Why is $\sin(\arccos(x))$ a semicircle with radius 1?

Question

It was unexpected to see that from looking at the equation. Is there an intuitive explanation for why it's a perfect semicircle?

Answer 1

For $x\in [-1,1]$, $$\theta=\cos^{-1} x\in [0,\pi] \implies \sin \theta \geq 0$$

Now, \begin{align*} y &= \sin (\cos^{-1} x) \\ &= \sin \theta \\ &=+\sqrt{1-\cos^{2} \theta} \\ &=\sqrt{1-x^{2}} \end{align*}

Answer 2

Using Inverse trigonometric functions, $$0\le\arccos x\le\pi$$

$$\implies\sin(\arccos x)\ge0$$

If $\arccos x=u,\cos u=x$ and consequently, $$y=\sin u=+\sqrt{1-x^2}$$

Answer 3

Assume that $x=\cos(\theta)$ for some $\theta$. Then $y=\sin(\arccos(x))=\sin(\arccos(\cos(\theta)))=\sin(\theta)$.

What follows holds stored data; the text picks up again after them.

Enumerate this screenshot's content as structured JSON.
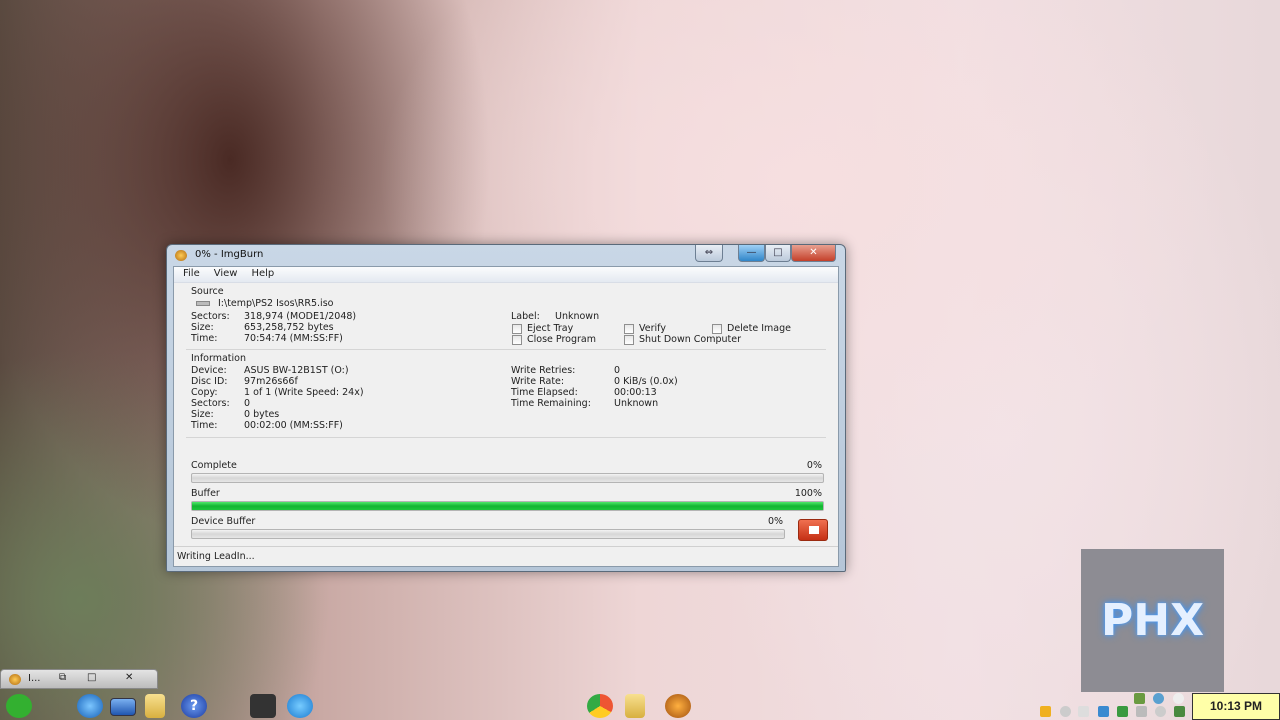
{
  "window": {
    "title": "0% - ImgBurn",
    "menu": [
      "File",
      "View",
      "Help"
    ],
    "controls": {
      "restore": "⇔",
      "minimize": "—",
      "maximize": "□",
      "close": "✕"
    }
  },
  "source": {
    "heading": "Source",
    "path": "I:\\temp\\PS2 Isos\\RR5.iso",
    "rows": [
      {
        "k": "Sectors:",
        "v": "318,974 (MODE1/2048)"
      },
      {
        "k": "Size:",
        "v": "653,258,752 bytes"
      },
      {
        "k": "Time:",
        "v": "70:54:74 (MM:SS:FF)"
      }
    ],
    "label_key": "Label:",
    "label_value": "Unknown"
  },
  "options": [
    {
      "label": "Eject Tray",
      "checked": false
    },
    {
      "label": "Verify",
      "checked": false
    },
    {
      "label": "Delete Image",
      "checked": false
    },
    {
      "label": "Close Program",
      "checked": false
    },
    {
      "label": "Shut Down Computer",
      "checked": false
    }
  ],
  "info": {
    "heading": "Information",
    "rows": [
      {
        "k": "Device:",
        "v": "ASUS BW-12B1ST (O:)"
      },
      {
        "k": "Disc ID:",
        "v": "97m26s66f"
      },
      {
        "k": "Copy:",
        "v": "1 of 1 (Write Speed: 24x)"
      },
      {
        "k": "Sectors:",
        "v": "0"
      },
      {
        "k": "Size:",
        "v": "0 bytes"
      },
      {
        "k": "Time:",
        "v": "00:02:00 (MM:SS:FF)"
      }
    ],
    "stats": [
      {
        "k": "Write Retries:",
        "v": "0"
      },
      {
        "k": "Write Rate:",
        "v": "0 KiB/s (0.0x)"
      },
      {
        "k": "Time Elapsed:",
        "v": "00:00:13"
      },
      {
        "k": "Time Remaining:",
        "v": "Unknown"
      }
    ]
  },
  "progress": [
    {
      "label": "Complete",
      "pct_text": "0%",
      "value": 0
    },
    {
      "label": "Buffer",
      "pct_text": "100%",
      "value": 100
    },
    {
      "label": "Device Buffer",
      "pct_text": "0%",
      "value": 0
    }
  ],
  "status": "Writing LeadIn...",
  "taskbar": {
    "mini_window_label": "I...",
    "clock": "10:13 PM"
  },
  "desktop": {
    "logo_text": "PHX"
  }
}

As $x^2+y^2=\cos^2(\theta)+\sin^2(\theta)=1$, we have the equation of a unit circle at the origin. I leave it to you to discuss the quadrants.

Answer 4

This function is defined on the interval $[-1,1]$ and if $y = \sin(\arccos x)$ we have $$ y^2 + x^2 = \sin^2(\arccos x) + x^2 = \\ 1 - \cos^2(\arccos x) + x^2 = 1 - x^2 + x^2 = 1. $$ As $\arccos x \in [0, \pi]$ we have $\sin(\arccos x) \in [0,1]$ and thus this is a semicircle with center in in $(0,0)$ and radius 1.

Answer 5

$x=\cos(\theta),y=\sin(\theta)$ is obviousely a circle, parametrized by theta. Now eliminate $\theta$: $\theta=\pm\arccos(x)$, gives $y=\sin(\pm\arccos(x))$ which is still a circle.

Answer 6

Take a right triangle whose hypotenuse is $1$, and mark one of the acute angles as $\theta$. Let $\cos(\theta)=x$. Then, $\theta=\cos^{-1}(x)$, and consequently, $\sin(\theta)=\sqrt{1-x^{2}}$. Let $y=\sin(\theta)=\sqrt{1-x^{2}}$. Clearly, since $x=\cos(\theta)$, $-1\leq x\leq 1$, and consequently, $0\leq y\leq 1$. This marks the locus of the top half of a circle of radius $1$.

Answer 7

Components of a unit segment from origin along the axes are:

$$ x = 1 \cos\theta, \, y = 1 \sin\theta $$

Eliminate $ \theta $

$$ y= 1 \sin (\arccos x )$$

$$ y= \sqrt {1- x^2}$$

$$ x^2+y^2 = 1 $$

which is the equation of unit circle.

Another way is to construct a right angled triangle with adjacent side $x$ and hypotenuse 1, opposite side will be $ \sqrt {1- x^2}.$